The past year has not always been easy and, at times, disappointing earnings and notable pullbacks have accompanied the ascent. In July, Wells Fargo sank the most in three years after reporting net interest income that fell short of expectations, while Citigroup slumped with expenses in focus, and JPMorgan fell after its forward guidance failed to impress. By October, after the Federal Reserve had started to cut rates, it was a different story - even though the rate cuts would not have impacted those earnings.
“Almost across the board results have been better-than-expected and the stock prices have reacted accordingly,” Barclays’ Goldberg wrote in a note following the results.
In a recent note on banks, analysts at Wells Fargo say the main driver for better earnings is a normalization of the net interest margin in an extended period when interest rates are above zero.
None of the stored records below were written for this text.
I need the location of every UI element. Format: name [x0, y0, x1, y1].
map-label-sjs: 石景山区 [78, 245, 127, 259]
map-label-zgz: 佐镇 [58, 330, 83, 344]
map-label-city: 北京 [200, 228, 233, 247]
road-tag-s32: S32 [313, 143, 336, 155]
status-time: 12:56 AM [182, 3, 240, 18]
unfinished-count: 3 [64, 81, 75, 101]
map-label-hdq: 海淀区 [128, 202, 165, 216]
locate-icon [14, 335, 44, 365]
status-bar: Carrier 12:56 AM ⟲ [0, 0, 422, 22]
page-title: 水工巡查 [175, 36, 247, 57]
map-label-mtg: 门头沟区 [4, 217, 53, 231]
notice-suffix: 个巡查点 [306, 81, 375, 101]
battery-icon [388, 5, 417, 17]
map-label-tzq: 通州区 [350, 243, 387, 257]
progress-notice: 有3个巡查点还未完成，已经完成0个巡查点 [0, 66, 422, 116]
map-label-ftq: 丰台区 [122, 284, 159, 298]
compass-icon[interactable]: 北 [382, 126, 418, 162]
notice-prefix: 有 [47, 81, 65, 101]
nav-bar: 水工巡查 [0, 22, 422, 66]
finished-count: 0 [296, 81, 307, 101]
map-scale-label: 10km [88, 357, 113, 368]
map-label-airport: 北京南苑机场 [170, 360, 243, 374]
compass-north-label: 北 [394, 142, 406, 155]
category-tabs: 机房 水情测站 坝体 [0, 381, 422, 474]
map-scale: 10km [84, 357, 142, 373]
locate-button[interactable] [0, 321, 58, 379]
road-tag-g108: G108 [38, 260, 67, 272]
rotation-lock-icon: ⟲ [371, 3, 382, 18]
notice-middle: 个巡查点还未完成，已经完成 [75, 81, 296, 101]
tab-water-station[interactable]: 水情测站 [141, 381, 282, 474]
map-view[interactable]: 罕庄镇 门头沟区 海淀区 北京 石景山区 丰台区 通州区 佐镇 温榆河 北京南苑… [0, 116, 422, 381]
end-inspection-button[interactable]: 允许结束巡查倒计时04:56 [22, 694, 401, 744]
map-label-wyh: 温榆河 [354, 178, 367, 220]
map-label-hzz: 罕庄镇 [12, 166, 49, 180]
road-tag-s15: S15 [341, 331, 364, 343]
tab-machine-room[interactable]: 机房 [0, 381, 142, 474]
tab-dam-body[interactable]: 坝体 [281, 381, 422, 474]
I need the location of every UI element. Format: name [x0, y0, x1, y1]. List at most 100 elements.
According to Wells Fargo’s report, the value of deposits will become more apparent as rates stay higher. Their bull case sees net interest income reaching a near record in 2025, and estimate that at 5% rates, deposits are worth four times as much as when rates were 1%.
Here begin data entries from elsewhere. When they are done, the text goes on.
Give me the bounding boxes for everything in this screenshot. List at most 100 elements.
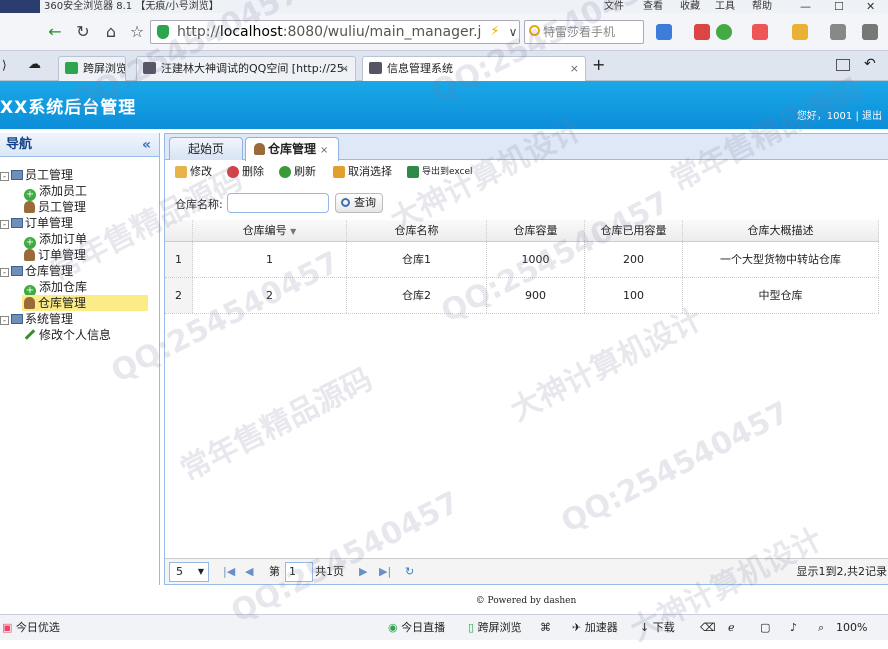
page-size-select[interactable]: 5 ▼: [169, 562, 209, 582]
new-tab-button[interactable]: +: [592, 55, 605, 74]
table-cell: 900: [487, 278, 585, 313]
favorite-star-icon[interactable]: ☆: [126, 21, 148, 43]
volume-icon[interactable]: ♪: [790, 619, 797, 637]
warehouse-name-input[interactable]: [227, 193, 329, 213]
cancel-selection-button[interactable]: 取消选择: [333, 164, 392, 180]
collapse-icon[interactable]: «: [142, 133, 151, 157]
footer: © Powered by dashen: [475, 596, 577, 606]
menu-more-icon[interactable]: [862, 24, 878, 40]
tab-cross-screen[interactable]: 跨屏浏览: [58, 56, 126, 81]
cross-screen[interactable]: ▯ 跨屏浏览: [468, 619, 522, 637]
edit-button[interactable]: 修改: [175, 164, 212, 180]
gift-icon: ▣: [2, 621, 13, 634]
export-excel-button[interactable]: 导出到excel: [407, 164, 473, 180]
window-icon[interactable]: ▢: [760, 619, 770, 637]
undo-icon[interactable]: ↶: [864, 56, 876, 72]
home-icon[interactable]: ⌂: [100, 21, 122, 43]
minimize-icon[interactable]: —: [800, 0, 811, 13]
table-cell: 200: [585, 242, 683, 277]
table-row[interactable]: 1 1 仓库1 1000 200 一个大型货物中转站仓库: [165, 242, 879, 278]
nav-item-warehouse-manage[interactable]: 仓库管理: [22, 295, 148, 311]
menu-favorites[interactable]: 收藏: [680, 0, 700, 13]
nav-title: 导航: [6, 137, 33, 152]
extension-apps-icon[interactable]: [656, 24, 672, 40]
search-icon: [341, 198, 350, 207]
page-number-input[interactable]: 1: [285, 562, 313, 582]
accelerator[interactable]: ✈ 加速器: [572, 619, 618, 637]
extension-money-icon[interactable]: [716, 24, 732, 40]
menu-help[interactable]: 帮助: [752, 0, 772, 13]
today-picks[interactable]: ▣ 今日优选: [2, 619, 60, 637]
tab-restore-icon[interactable]: [836, 59, 850, 71]
nav-group-employee[interactable]: - 员工管理: [0, 167, 73, 183]
today-live[interactable]: ◉ 今日直播: [388, 619, 445, 637]
ie-icon[interactable]: ℯ: [728, 619, 735, 637]
column-header[interactable]: 仓库大概描述: [683, 220, 879, 241]
table-cell: 2: [193, 278, 347, 313]
tab-info-system[interactable]: 信息管理系统 ×: [362, 56, 586, 81]
nav-item-add-warehouse[interactable]: + 添加仓库: [24, 279, 87, 297]
nav-item-order-manage[interactable]: 订单管理: [24, 247, 86, 263]
edit-icon: [175, 166, 187, 178]
trash-icon[interactable]: ⌫: [700, 619, 716, 637]
extension-pdf-icon[interactable]: [752, 24, 768, 40]
zoom-level[interactable]: 100%: [836, 619, 867, 637]
column-header[interactable]: 仓库容量: [487, 220, 585, 241]
search-box[interactable]: 特雷莎看手机: [524, 20, 644, 44]
nav-item-employee-manage[interactable]: 员工管理: [24, 199, 86, 215]
nav-group-order[interactable]: - 订单管理: [0, 215, 73, 231]
page-label: 第: [269, 565, 280, 578]
address-bar[interactable]: http://localhost:8080/wuliu/main_manager…: [150, 20, 520, 44]
page-info: 显示1到2,共2记录: [796, 565, 888, 578]
column-header[interactable]: 仓库已用容量: [585, 220, 683, 241]
query-button[interactable]: 查询: [335, 193, 383, 213]
extension-red-icon[interactable]: [694, 24, 710, 40]
greeting: 您好，1001: [796, 111, 853, 122]
zoom-icon[interactable]: ⌕: [818, 619, 824, 637]
menu-view[interactable]: 查看: [643, 0, 663, 13]
next-page-icon[interactable]: ▶: [359, 563, 367, 581]
refresh-icon: [279, 166, 291, 178]
menu-tools[interactable]: 工具: [715, 0, 735, 13]
cloud-icon[interactable]: ☁: [28, 57, 41, 72]
table-row[interactable]: 2 2 仓库2 900 100 中型仓库: [165, 278, 879, 314]
nav-item-add-order[interactable]: + 添加订单: [24, 231, 87, 249]
tab-qq-zone[interactable]: 汪建林大神调试的QQ空间 [http://25- ×: [136, 56, 356, 81]
first-page-icon[interactable]: |◀: [223, 563, 235, 581]
tab-close-icon[interactable]: ×: [570, 57, 579, 80]
address-url[interactable]: http://localhost:8080/wuliu/main_manager…: [177, 21, 507, 43]
column-header[interactable]: 仓库名称: [347, 220, 487, 241]
folder-icon: [11, 218, 23, 228]
nav-group-warehouse[interactable]: - 仓库管理: [0, 263, 73, 279]
status-tool-icon[interactable]: ⌘: [540, 619, 551, 637]
nav-item-edit-profile[interactable]: 修改个人信息: [24, 327, 111, 343]
tab-list-icon[interactable]: ⟩: [2, 58, 7, 72]
main-panel: 起始页 仓库管理 × 修改 删除 刷新 取消选择 导出到excel 仓库名称: 查…: [164, 133, 888, 585]
delete-button[interactable]: 删除: [227, 164, 264, 180]
extension-screenshot-icon[interactable]: [830, 24, 846, 40]
download[interactable]: ↓ 下载: [640, 619, 675, 637]
close-window-icon[interactable]: ✕: [866, 0, 875, 13]
logout-link[interactable]: 退出: [862, 111, 882, 122]
chevron-down-icon[interactable]: ∨: [502, 21, 524, 43]
tab-warehouse-manage[interactable]: 仓库管理 ×: [245, 137, 340, 161]
tab-close-icon[interactable]: ×: [340, 57, 349, 80]
nav-item-add-employee[interactable]: + 添加员工: [24, 183, 87, 201]
nav-panel: 导航 « - 员工管理 + 添加员工 员工管理 - 订单管理 + 添加订单 订单管理 -…: [0, 133, 160, 585]
refresh-button[interactable]: 刷新: [279, 164, 316, 180]
browser-toolbar: ← ↻ ⌂ ☆ http://localhost:8080/wuliu/main…: [0, 13, 888, 51]
last-page-icon[interactable]: ▶|: [379, 563, 391, 581]
grid-header: 仓库编号 ▼ 仓库名称 仓库容量 仓库已用容量 仓库大概描述: [165, 220, 879, 242]
user-info: 您好，1001 | 退出: [796, 111, 882, 122]
column-header[interactable]: 仓库编号 ▼: [193, 220, 347, 241]
back-icon[interactable]: ←: [44, 21, 66, 43]
nav-group-system[interactable]: - 系统管理: [0, 311, 73, 327]
maximize-icon[interactable]: ☐: [834, 0, 844, 13]
tab-close-icon[interactable]: ×: [320, 145, 328, 156]
reload-icon[interactable]: ↻: [72, 21, 94, 43]
prev-page-icon[interactable]: ◀: [245, 563, 253, 581]
menu-file[interactable]: 文件: [604, 0, 624, 13]
tab-home[interactable]: 起始页: [169, 137, 243, 160]
extension-game-icon[interactable]: [792, 24, 808, 40]
refresh-icon[interactable]: ↻: [405, 563, 414, 581]
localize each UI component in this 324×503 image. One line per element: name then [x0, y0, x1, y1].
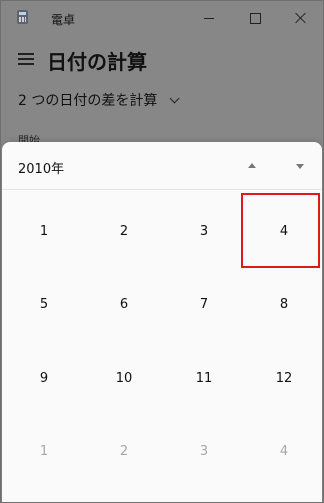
next-year-button[interactable]	[288, 156, 312, 176]
mode-dropdown-label: 2 つの日付の差を計算	[18, 93, 158, 109]
page-title: 日付の計算	[47, 50, 147, 74]
hamburger-menu-icon[interactable]	[18, 53, 34, 65]
month-cell[interactable]: 3	[164, 414, 244, 488]
calculator-window: 電卓 日付の計算 2 つの日付の差を計算 開始 2010年 1234567891…	[0, 0, 324, 503]
month-cell[interactable]: 9	[4, 341, 84, 415]
month-cell[interactable]: 1	[4, 414, 84, 488]
month-cell[interactable]: 2	[84, 414, 164, 488]
month-picker-flyout: 2010年 1 2 3 4 5 6 7 8 9 10 11 12 1 2 3 4	[2, 142, 323, 502]
window-title: 電卓	[51, 13, 76, 27]
month-cell[interactable]: 1	[4, 194, 84, 268]
minimize-button[interactable]	[186, 1, 232, 35]
chevron-down-icon	[169, 93, 180, 103]
title-bar: 電卓	[1, 1, 323, 35]
month-cell[interactable]: 11	[164, 341, 244, 415]
previous-year-button[interactable]	[240, 156, 264, 176]
month-cell[interactable]: 3	[164, 194, 244, 268]
close-button[interactable]	[278, 1, 323, 35]
year-header-button[interactable]: 2010年	[18, 158, 64, 177]
month-cell[interactable]: 2	[84, 194, 164, 268]
month-cell[interactable]: 12	[244, 341, 323, 415]
month-cell[interactable]: 5	[4, 267, 84, 341]
month-cell[interactable]: 10	[84, 341, 164, 415]
maximize-icon	[249, 12, 261, 24]
calculator-icon	[17, 10, 28, 24]
header-divider	[2, 189, 322, 190]
close-icon	[295, 12, 307, 24]
month-cell[interactable]: 4	[244, 414, 323, 488]
month-cell[interactable]: 7	[164, 267, 244, 341]
picker-header: 2010年	[2, 142, 322, 190]
mode-dropdown[interactable]: 2 つの日付の差を計算	[18, 90, 180, 110]
month-cell[interactable]: 8	[244, 267, 323, 341]
month-cell[interactable]: 6	[84, 267, 164, 341]
maximize-button[interactable]	[232, 1, 278, 35]
month-cell[interactable]: 4	[244, 194, 323, 268]
minimize-icon	[204, 17, 214, 19]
Meanwhile, analysts at Strategas place financials first in their Technical Sector Rankings rankings, for both large and small cap companies, thanks to strong underlying trends, leadership, and momentum. Not to be deterred by the pullbacks, analyst Todd Sohn says they tend to view corrective phases as an “opportunity to add long exposure when a sector scores in the top tier, and suspect that may be the case for financials as 2025 comes into view.”
‘Priced for Perfection’
Not everyone is bullish on banks. Morningstar’s Suryansh Sharma is the only analyst with sell rating on Goldman Sachs Group Inc., Bank of America and Wells Fargo. He warns that expectations around earnings are so optimistic that shares are vulnerable to any negative surprise.
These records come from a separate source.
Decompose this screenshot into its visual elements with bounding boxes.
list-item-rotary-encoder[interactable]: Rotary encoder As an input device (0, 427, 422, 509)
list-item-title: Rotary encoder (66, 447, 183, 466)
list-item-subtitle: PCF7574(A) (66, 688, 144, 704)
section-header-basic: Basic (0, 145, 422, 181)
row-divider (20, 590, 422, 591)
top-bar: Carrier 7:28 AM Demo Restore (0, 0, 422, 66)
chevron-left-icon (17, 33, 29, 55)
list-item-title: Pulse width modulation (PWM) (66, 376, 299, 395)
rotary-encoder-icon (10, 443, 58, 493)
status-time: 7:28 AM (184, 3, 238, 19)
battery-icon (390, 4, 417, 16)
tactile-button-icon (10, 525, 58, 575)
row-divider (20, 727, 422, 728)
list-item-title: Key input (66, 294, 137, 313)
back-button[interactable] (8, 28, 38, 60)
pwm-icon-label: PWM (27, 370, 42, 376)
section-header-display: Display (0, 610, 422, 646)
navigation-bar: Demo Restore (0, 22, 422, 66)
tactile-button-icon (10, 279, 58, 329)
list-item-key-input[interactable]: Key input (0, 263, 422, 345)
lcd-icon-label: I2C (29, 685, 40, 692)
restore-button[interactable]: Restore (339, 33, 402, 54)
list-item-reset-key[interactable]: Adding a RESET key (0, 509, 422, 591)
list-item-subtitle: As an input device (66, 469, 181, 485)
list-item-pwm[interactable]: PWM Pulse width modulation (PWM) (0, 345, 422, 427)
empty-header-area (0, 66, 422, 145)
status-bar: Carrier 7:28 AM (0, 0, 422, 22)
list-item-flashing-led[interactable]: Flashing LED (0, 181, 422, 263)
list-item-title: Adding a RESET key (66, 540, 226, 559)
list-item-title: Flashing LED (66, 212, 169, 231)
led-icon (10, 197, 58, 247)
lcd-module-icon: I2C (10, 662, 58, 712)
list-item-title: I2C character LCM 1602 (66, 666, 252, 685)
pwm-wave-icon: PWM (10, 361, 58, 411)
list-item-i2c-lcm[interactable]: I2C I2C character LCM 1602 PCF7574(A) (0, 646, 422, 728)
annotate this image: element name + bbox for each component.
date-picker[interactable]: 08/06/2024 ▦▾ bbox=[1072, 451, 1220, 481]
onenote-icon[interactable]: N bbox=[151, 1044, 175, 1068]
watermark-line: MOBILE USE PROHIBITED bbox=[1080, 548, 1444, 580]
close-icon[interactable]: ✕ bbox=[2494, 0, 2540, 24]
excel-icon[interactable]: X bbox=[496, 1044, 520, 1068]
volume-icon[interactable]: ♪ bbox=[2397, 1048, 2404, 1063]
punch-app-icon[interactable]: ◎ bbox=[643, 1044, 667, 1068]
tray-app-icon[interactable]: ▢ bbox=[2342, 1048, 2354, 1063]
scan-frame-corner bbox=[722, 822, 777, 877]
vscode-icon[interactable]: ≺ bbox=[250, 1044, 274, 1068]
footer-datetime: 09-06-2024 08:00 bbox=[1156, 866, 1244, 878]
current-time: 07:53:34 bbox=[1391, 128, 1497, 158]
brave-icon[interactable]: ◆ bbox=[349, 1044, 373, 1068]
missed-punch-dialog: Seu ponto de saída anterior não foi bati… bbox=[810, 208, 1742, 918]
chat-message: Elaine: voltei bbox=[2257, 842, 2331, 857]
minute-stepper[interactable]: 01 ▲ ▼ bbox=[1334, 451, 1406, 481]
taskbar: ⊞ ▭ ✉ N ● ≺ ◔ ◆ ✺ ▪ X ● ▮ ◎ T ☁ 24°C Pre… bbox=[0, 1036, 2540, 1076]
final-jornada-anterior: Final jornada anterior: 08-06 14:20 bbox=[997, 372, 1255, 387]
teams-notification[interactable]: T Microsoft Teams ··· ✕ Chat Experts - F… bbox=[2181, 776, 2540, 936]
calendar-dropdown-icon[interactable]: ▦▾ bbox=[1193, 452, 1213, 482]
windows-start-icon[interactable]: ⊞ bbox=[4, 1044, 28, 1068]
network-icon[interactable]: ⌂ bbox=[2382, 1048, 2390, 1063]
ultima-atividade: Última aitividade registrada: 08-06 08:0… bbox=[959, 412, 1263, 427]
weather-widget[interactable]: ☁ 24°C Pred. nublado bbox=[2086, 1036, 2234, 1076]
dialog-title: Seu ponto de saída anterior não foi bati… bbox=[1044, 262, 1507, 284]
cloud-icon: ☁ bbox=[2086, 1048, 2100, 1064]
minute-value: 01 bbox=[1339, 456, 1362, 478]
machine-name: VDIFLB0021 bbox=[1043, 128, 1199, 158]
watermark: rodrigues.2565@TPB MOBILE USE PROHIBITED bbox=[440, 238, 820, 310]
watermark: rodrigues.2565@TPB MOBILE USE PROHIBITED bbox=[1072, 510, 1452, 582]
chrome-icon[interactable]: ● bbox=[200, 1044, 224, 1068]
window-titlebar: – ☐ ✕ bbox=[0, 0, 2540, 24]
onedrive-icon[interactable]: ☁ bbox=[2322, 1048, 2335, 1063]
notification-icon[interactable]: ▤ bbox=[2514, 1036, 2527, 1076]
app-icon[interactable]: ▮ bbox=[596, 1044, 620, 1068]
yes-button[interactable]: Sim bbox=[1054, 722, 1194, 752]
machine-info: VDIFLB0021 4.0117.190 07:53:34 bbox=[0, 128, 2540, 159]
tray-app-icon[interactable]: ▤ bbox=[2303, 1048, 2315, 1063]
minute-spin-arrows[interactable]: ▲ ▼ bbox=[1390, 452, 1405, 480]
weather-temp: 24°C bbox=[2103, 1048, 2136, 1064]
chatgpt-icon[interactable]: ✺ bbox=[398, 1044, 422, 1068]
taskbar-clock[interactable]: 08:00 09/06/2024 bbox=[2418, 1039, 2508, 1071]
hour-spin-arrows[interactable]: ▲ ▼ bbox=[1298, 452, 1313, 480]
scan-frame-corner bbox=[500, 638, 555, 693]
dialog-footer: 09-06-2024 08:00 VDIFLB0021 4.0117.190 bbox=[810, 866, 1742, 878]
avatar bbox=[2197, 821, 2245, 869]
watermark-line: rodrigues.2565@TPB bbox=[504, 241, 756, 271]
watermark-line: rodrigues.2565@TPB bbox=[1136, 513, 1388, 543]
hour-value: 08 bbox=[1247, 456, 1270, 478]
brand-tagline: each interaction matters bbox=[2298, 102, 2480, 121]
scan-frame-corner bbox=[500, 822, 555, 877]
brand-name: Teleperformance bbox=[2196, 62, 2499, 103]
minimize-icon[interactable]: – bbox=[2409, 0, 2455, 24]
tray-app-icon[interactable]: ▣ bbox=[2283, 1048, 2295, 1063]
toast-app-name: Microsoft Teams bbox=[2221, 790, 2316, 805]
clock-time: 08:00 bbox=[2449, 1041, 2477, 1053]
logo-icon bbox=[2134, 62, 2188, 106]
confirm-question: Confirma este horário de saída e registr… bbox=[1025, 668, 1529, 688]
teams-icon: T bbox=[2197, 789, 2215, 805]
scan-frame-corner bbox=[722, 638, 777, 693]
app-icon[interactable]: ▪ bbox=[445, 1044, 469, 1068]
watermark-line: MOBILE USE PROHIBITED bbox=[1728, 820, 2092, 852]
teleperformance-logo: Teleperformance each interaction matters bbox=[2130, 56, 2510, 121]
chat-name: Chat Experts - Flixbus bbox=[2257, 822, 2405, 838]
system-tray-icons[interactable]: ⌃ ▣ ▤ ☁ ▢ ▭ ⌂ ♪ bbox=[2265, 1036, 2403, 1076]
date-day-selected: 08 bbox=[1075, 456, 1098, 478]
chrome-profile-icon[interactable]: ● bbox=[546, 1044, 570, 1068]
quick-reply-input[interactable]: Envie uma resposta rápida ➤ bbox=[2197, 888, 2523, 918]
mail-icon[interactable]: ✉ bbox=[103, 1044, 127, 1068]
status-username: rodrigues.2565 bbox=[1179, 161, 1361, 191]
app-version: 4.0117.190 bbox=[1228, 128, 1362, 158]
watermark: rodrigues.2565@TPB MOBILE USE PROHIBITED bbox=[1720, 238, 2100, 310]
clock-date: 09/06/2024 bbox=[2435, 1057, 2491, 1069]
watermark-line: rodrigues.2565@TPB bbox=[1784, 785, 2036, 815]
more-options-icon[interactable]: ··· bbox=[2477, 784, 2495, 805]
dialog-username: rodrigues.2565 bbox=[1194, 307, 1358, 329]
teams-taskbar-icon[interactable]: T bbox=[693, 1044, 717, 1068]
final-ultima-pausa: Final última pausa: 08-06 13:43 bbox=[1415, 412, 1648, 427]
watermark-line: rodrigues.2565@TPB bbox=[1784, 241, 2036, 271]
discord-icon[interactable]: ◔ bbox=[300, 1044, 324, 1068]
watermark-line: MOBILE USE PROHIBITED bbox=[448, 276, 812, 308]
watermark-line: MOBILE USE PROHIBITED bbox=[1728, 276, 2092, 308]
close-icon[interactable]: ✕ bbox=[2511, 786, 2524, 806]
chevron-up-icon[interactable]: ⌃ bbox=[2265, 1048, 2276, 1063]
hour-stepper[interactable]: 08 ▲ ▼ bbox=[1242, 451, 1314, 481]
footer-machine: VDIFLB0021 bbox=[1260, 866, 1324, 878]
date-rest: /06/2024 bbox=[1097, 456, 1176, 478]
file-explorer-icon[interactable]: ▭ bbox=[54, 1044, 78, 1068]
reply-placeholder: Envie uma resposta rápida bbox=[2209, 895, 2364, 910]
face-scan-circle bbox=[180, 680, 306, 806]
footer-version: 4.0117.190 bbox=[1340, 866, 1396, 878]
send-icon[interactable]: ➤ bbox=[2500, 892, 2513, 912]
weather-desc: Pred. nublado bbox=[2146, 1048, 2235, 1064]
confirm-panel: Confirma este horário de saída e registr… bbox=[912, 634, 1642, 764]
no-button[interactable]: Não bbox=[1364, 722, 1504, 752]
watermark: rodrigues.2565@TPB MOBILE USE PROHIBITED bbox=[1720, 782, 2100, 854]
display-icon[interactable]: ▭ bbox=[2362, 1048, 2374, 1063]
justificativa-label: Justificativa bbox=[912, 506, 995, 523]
“A big risk signal is when stocks are priced for perfection,” Sharma said. “So when anything bad happens we have a re-rating.”
Most agree that the success or failure of banks and financials in 2025 is heavily influenced by the overall health of the US economy. “If we have a recession all bets are off,” Mayo caveats. “It will be sell stocks first and ask questions later.”
A reality check arrived from the Fed at its mid-December meeting, when officials dialed back expectations for rate cuts in 2025. Banks shares swooned, all but reversing their post-election advance, with the KBW Bank Index falling 4.3% and its regional sister gauge slumping 5.3%.
Most market watchers, like Mark Luschini, chief investment strategist at Janney Montgomery Scott saw the general market rout as a “knee-jerk reaction” and “overdone.” And with banks often viewed as a reflection of the economy, their moves tend to be more exaggerated.
Barclays’ Goldberg notes that while animal spirits are coming to life, any new policies will take time to take hold. While he expects earnings in January to deliver higher revenues and operating leverage, solid share repurchasing and stable credit quality, he notes that bank-friendly policies would only be established after Trump’s inauguration at the end of January.
“Certainly investor interest has picked up post the election but there is some hesitancy given uncertainty over the timing and polices of the the administration,” Goldberg said.
Meanwhile, Mayo remains sanguine, predicting a paradigmatic shift in how investors consider their bank holdings. Going into year end there will be a continuation of a “dating mentality” that investors tend to have toward bank stocks, according to Mayo.
“But the visibility and confidence on a series of years of higher earnings ahead is likely to see more investors getting married to bank stocks and holding them for many years to come.”